RCTs address these problems by randomly assigning those participating in the trial to receive either a “treatment” or a “placebo” (thereby creating a “control” group). By observing how the two groups differ after the intervention, the effectiveness of the treatment can be assessed. RCTs have been conducted on drugs, micro-loans, training programs, educational tools, and myriad other interventions.
Suppose you are considering the introduction of tablets as a way to improve classroom learning. An RCT would require that you choose some 300 schools to participate, 150 of which would be randomly assigned to the control group that receives no tablets. Prior to distributing the tablets, you would perform a so-called baseline survey to assess how much children are learning in school. Then you give the tablets to the 150 “treatment” schools and wait. After a period of time, you would carry out another survey to find out whether there is now a difference in learning between the schools that received tablets and those that did not.
Suppose there are no significant differences, as has been the case with four RCTs that found that distributing books also had no effect. It would be wrong to assume that you learned that tablets (or books) do not improve learning. What you have shown is that that particular tablet, with that particular software, used in that particular pedagogical strategy, and teaching those particular concepts did not make a difference.
But the real question we wanted to answer was how tablets should be used to maximize learning. Here the design space is truly huge, and RCTs do not permit testing of more than two or three designs at a time – and test them at a snail’s pace. Can we do better?
Consider the following thought experiment: We include some mechanism in the tablet to inform the teacher in real time about how well his or her pupils are absorbing the material being taught. We free all teachers to experiment with different software, different strategies, and different ways of using the new tool. The rapid feedback loop will make teachers adjust their strategies to maximize performance.
Over time, we will observe some teachers who have stumbled onto highly effective strategies. We then share what they have done with other teachers.
Notice how radically different this method is. Instead of testing the validity of one design by having 150 out of 300 schools implement the identical program, this method is “crawling” the design space by having each teacher search for results. Instead of having a baseline survey and then a final survey, it is constantly providing feedback about performance. Instead of having an econometrician do the learning in a centralized manner and inform everybody about the results of the experiment, it is the teachers who are doing the learning in a decentralized manner and informing the center of what they found.
Clearly, teachers will be confusing correlation with causation when adjusting their strategies; but these errors will be revealed soon enough as their wrong assumptions do not yield better results. Likewise, selection bias may occur (some places may be doing better than others because they differ in other ways); but if different contexts require different strategies, the system will find them sooner or later. This strategy resembles more the social implementation of a machine-learning algorithm than a clinical trial.

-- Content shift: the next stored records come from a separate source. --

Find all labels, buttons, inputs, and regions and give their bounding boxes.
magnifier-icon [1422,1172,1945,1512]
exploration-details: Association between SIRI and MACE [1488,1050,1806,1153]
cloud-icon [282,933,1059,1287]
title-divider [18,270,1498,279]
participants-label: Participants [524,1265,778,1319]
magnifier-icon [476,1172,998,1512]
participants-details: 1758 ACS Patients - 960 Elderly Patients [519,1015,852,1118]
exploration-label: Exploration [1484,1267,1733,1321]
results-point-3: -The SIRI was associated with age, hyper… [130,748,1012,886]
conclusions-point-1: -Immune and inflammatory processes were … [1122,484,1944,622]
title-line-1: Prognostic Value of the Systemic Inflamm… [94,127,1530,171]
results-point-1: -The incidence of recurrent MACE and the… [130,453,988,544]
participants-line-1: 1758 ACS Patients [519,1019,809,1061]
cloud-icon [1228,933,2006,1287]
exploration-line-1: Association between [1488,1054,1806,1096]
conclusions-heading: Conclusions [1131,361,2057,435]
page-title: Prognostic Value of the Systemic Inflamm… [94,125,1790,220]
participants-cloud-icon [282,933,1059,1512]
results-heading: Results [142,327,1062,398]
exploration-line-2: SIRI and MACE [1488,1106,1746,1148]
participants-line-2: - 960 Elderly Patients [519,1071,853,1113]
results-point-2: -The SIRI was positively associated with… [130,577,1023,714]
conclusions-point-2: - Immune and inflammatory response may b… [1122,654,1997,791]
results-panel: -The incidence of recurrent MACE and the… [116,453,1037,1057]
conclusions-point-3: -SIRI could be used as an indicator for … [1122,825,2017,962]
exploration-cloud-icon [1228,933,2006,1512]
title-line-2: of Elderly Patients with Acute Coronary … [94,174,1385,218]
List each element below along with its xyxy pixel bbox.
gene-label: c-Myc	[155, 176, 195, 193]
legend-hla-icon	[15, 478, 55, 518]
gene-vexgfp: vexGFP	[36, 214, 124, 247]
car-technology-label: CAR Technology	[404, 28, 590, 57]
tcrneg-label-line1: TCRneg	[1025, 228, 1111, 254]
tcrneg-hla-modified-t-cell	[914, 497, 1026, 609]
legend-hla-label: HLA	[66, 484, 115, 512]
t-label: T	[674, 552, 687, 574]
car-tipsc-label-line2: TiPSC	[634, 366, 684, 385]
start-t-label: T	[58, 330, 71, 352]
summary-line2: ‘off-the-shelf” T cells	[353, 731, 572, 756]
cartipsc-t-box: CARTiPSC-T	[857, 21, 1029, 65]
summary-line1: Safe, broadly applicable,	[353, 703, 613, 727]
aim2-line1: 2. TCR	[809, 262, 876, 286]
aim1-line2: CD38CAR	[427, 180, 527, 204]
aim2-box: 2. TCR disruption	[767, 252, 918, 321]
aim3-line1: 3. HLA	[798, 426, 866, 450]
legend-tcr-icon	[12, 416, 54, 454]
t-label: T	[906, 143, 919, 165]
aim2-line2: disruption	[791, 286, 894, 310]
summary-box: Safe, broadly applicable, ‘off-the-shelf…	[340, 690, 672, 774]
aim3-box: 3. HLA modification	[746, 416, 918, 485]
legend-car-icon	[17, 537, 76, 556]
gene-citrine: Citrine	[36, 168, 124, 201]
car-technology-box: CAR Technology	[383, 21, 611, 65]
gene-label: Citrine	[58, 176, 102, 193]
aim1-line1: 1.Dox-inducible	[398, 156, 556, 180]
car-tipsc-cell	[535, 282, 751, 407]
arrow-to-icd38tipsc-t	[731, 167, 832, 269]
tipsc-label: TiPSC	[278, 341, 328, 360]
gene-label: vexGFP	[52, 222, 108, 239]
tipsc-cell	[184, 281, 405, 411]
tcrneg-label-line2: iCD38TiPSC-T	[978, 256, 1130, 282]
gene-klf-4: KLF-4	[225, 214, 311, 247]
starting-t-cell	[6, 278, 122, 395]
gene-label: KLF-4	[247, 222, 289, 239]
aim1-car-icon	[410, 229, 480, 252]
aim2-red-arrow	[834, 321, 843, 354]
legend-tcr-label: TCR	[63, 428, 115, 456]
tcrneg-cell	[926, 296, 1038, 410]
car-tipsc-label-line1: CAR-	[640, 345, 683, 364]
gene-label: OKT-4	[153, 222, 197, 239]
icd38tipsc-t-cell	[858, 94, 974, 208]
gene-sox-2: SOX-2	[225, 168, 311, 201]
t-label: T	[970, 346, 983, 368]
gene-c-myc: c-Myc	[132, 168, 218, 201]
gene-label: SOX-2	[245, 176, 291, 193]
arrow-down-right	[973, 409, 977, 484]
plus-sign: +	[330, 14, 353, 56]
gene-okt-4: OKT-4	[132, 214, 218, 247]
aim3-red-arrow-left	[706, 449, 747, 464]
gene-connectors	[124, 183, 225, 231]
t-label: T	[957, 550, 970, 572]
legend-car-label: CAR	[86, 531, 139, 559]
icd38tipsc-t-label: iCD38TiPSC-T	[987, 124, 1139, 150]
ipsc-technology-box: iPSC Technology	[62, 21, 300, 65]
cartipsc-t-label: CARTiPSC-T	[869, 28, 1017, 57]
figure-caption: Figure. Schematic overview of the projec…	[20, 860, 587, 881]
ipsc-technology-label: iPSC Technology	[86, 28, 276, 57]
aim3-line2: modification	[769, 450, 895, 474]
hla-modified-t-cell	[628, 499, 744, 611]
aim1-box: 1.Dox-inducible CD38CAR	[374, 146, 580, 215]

In economics, RCTs have been all the rage, especially in the field of international development, despite critiques by the Nobel laureate Angus Deaton, Lant Pritchett, and Dani Rodrik, who have attacked the inflated claims of RCT’s proponents. One serious shortcoming is external validity. Lessons travel poorly: If an RCT finds out that giving micronutrients to children in Guatemala improves their learning, should you give micronutrients to Norwegian children?
My main problem with RCTs is that they make us think about interventions, policies, and organizations in the wrong way. As opposed to the two or three designs that get tested slowly by RCTs (like putting tablets or flipcharts in schools), most social interventions have millions of design possibilities and outcomes depend on complex combinations between them. This leads to what the complexity scientist Stuart Kauffman calls a “rugged fitness landscape.”
Getting the right combination of parameters is critical. This requires that organizations implement evolutionary strategies that are based on trying things out and learning quickly about performance through rapid feedback loops, as suggested by Matt Andrews, Lant Pritchett and Michael Woolcock at Harvard’s Center for International Development.
RCTs may be appropriate for clinical drug trials. But for a remarkably broad array of policy areas, the RCT movement has had an impact equivalent to putting auditors in charge of the R&D department. That is the wrong way to design things that work. Only by creating organizations that learn how to learn, as so-called lean manufacturing has done for industry, can we accelerate progress.